JACKSON, OH (WOWK) – An Ohio man will spend nine years behind bars for orchestrating a $50 million Ponzi scheme.
According to U.S. Attorney for the Southern District of Ohio Kenneth L. Parker, Jason E. Adkins, 46, of Jackson was convicted of defrauding more than 50 investors, soliciting victims from around the country and the world. He was sentenced in court to 108 months in prison.
Parker says court documents show that Adkins conspired and solicited millions from investors under false pretenses between 2012 and 2018. He also failed to invest the victims’ funds and misappropriated those funds to benefit himself and others.
“The victims in this case had their lives upended, their life savings taken, and their security ripped away, all while Adkins enriched himself and lived lavishly” said Parker. “Adkins deserves the prison sentence he received today.”
Court documents say Adkins, along with others involved in the scheme, claimed to buy and sell over-sized, off-the-road tires used for earth moving equipment and mining equipment. Adkins told investors the money they invested would be used to buy the tires for cheap so they could be resold at a higher rate, according to court documents. Parker says Adkins promised the investors 15%-20% of the rate of return and that they would get it within 180 days and would sometimes pay the victims for the first transaction.
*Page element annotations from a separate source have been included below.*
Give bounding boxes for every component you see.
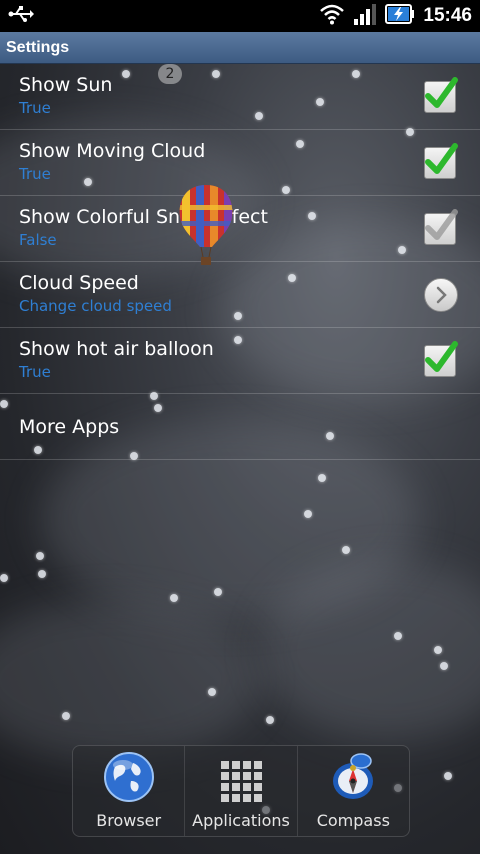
setting-title: Show Moving Cloud xyxy=(19,140,206,162)
setting-summary: True xyxy=(19,165,51,183)
snowflake xyxy=(440,662,448,670)
snowflake xyxy=(266,716,274,724)
setting-summary: True xyxy=(19,99,51,117)
snowflake xyxy=(38,570,46,578)
checkmark-disabled-icon xyxy=(425,209,458,240)
checkbox-unchecked[interactable] xyxy=(424,209,458,245)
app-dock: Browser Applications Compass xyxy=(72,745,410,837)
setting-title: Cloud Speed xyxy=(19,272,139,294)
setting-title: Show Sun xyxy=(19,74,113,96)
title-bar: Settings xyxy=(0,32,480,64)
setting-more-apps[interactable]: More Apps xyxy=(0,394,480,460)
snowflake xyxy=(36,552,44,560)
checkbox-checked[interactable] xyxy=(424,77,458,113)
setting-summary: False xyxy=(19,231,57,249)
snowflake xyxy=(444,772,452,780)
dock-label: Browser xyxy=(96,811,162,830)
compass-icon xyxy=(327,751,379,807)
setting-title: More Apps xyxy=(19,415,120,438)
dock-label: Applications xyxy=(192,811,290,830)
snowflake xyxy=(394,632,402,640)
dock-label: Compass xyxy=(316,811,390,830)
status-bar: 15:46 xyxy=(0,0,480,32)
setting-summary: Change cloud speed xyxy=(19,297,172,315)
setting-title: Show hot air balloon xyxy=(19,338,214,360)
checkbox-checked[interactable] xyxy=(424,341,458,377)
checkmark-icon xyxy=(425,143,458,174)
snowflake xyxy=(434,646,442,654)
setting-show-sun[interactable]: Show Sun True xyxy=(0,64,480,130)
snowflake xyxy=(0,574,8,582)
dock-compass[interactable]: Compass xyxy=(298,746,409,836)
hot-air-balloon-icon xyxy=(176,183,236,271)
clock: 15:46 xyxy=(423,5,472,26)
setting-summary: True xyxy=(19,363,51,381)
battery-charging-icon xyxy=(385,3,415,29)
snowflake xyxy=(318,474,326,482)
checkmark-icon xyxy=(425,77,458,108)
checkbox-checked[interactable] xyxy=(424,143,458,179)
setting-cloud-speed[interactable]: Cloud Speed Change cloud speed xyxy=(0,262,480,328)
snowflake xyxy=(208,688,216,696)
signal-icon xyxy=(353,3,377,29)
wifi-icon xyxy=(319,3,345,29)
setting-show-hot-air-balloon[interactable]: Show hot air balloon True xyxy=(0,328,480,394)
snowflake xyxy=(304,510,312,518)
dock-applications[interactable]: Applications xyxy=(185,746,298,836)
dock-browser[interactable]: Browser xyxy=(73,746,186,836)
setting-show-moving-cloud[interactable]: Show Moving Cloud True xyxy=(0,130,480,196)
usb-icon xyxy=(8,5,34,27)
snowflake xyxy=(342,546,350,554)
setting-show-colorful-snow[interactable]: Show Colorful Snow Effect False xyxy=(0,196,480,262)
settings-list: Show Sun True Show Moving Cloud True Sho… xyxy=(0,64,480,460)
chevron-right-icon[interactable] xyxy=(424,278,458,312)
snowflake xyxy=(214,588,222,596)
page-title: Settings xyxy=(6,38,70,56)
grid-icon xyxy=(219,759,263,807)
snowflake xyxy=(170,594,178,602)
checkmark-icon xyxy=(425,341,458,372)
globe-icon xyxy=(103,751,155,807)
snowflake xyxy=(62,712,70,720)
setting-title: Show Colorful Snow Effect xyxy=(19,206,268,228)
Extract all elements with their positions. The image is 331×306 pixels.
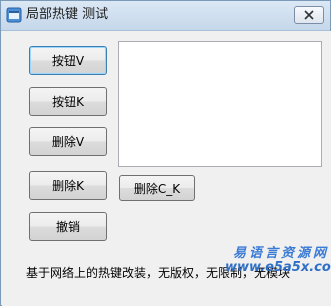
title-bar[interactable]: 局部热键 测试 [1, 1, 330, 31]
close-button[interactable] [294, 6, 324, 24]
app-window: 局部热键 测试 按钮V 按钮K 删除V 删除K 删除C_K 撤销 基于网络上的热… [0, 0, 331, 306]
delete-ck-button[interactable]: 删除C_K [119, 175, 195, 201]
watermark-logo: 易语言资源网 www.e5a5x.com [223, 242, 331, 304]
window-title: 局部热键 测试 [26, 7, 109, 22]
delete-k-button[interactable]: 删除K [29, 171, 107, 200]
cancel-button[interactable]: 撤销 [29, 212, 107, 241]
hotkey-listbox[interactable] [118, 41, 322, 167]
button-v[interactable]: 按钮V [29, 46, 107, 75]
watermark-site-name: 易语言资源网 [233, 246, 330, 261]
delete-v-button[interactable]: 删除V [29, 127, 107, 156]
button-k[interactable]: 按钮K [29, 87, 107, 116]
watermark-url: www.e5a5x.com [225, 260, 331, 275]
app-icon [6, 7, 22, 23]
close-icon [304, 10, 314, 20]
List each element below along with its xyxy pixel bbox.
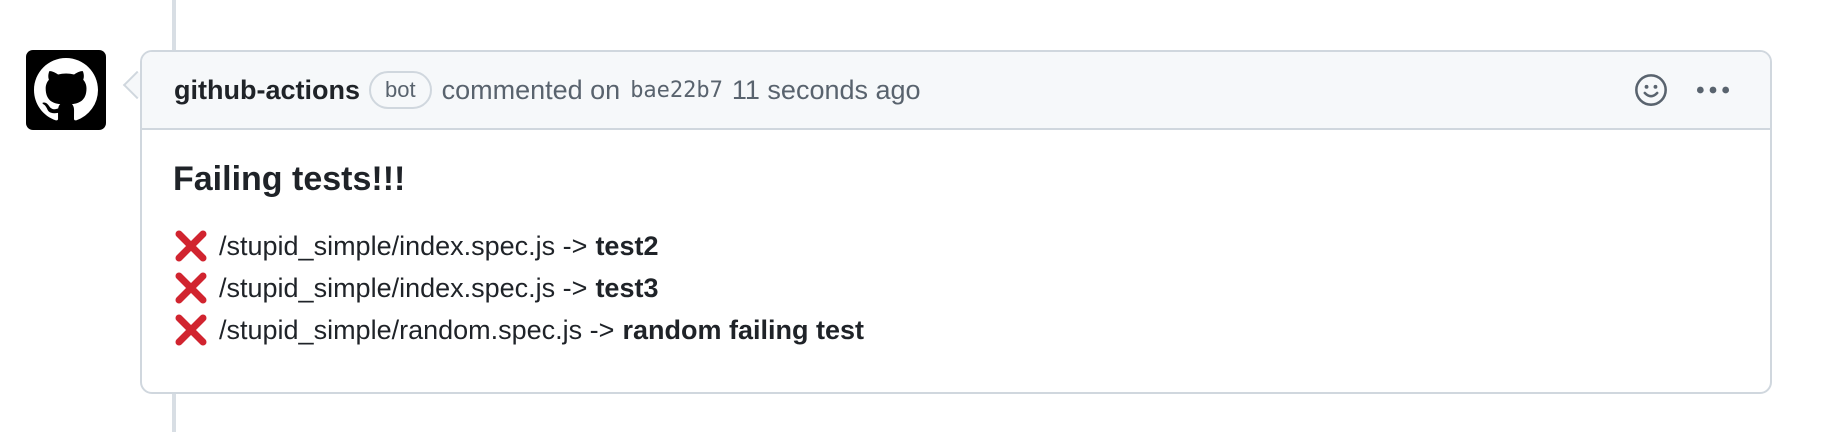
action-text: commented on	[441, 74, 621, 105]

The scheme also included a “sham escrow agent” hired by Adkins and his co-conspirators who would falsely reassure the victims, according to Parker. Court documents say more than $80 million flowed through the “agent’s” accounts in connection to the scheme.
Adkins and others claimed that they bought and sold over-sized tires commonly known as off-the-road tires, which are used on earth moving equipment and/or mining equipment. Investors were told their money would be used to buy the tires at a steep discount, and that the tires would then be re-sold to a buyer at a much higher rate.
The court also convicted Adkins of laundering the money for at least five years, claiming he also invested in “front businesses” his co-conspirators created. Adkins is accused of using the money he got out of the scheme to buy cars, take vacations, buy property, construct a pool at his home and lease a private jet for more than $20,000.
Parker also says Adkins did not file individual income tax returns that reported the income from his scheme.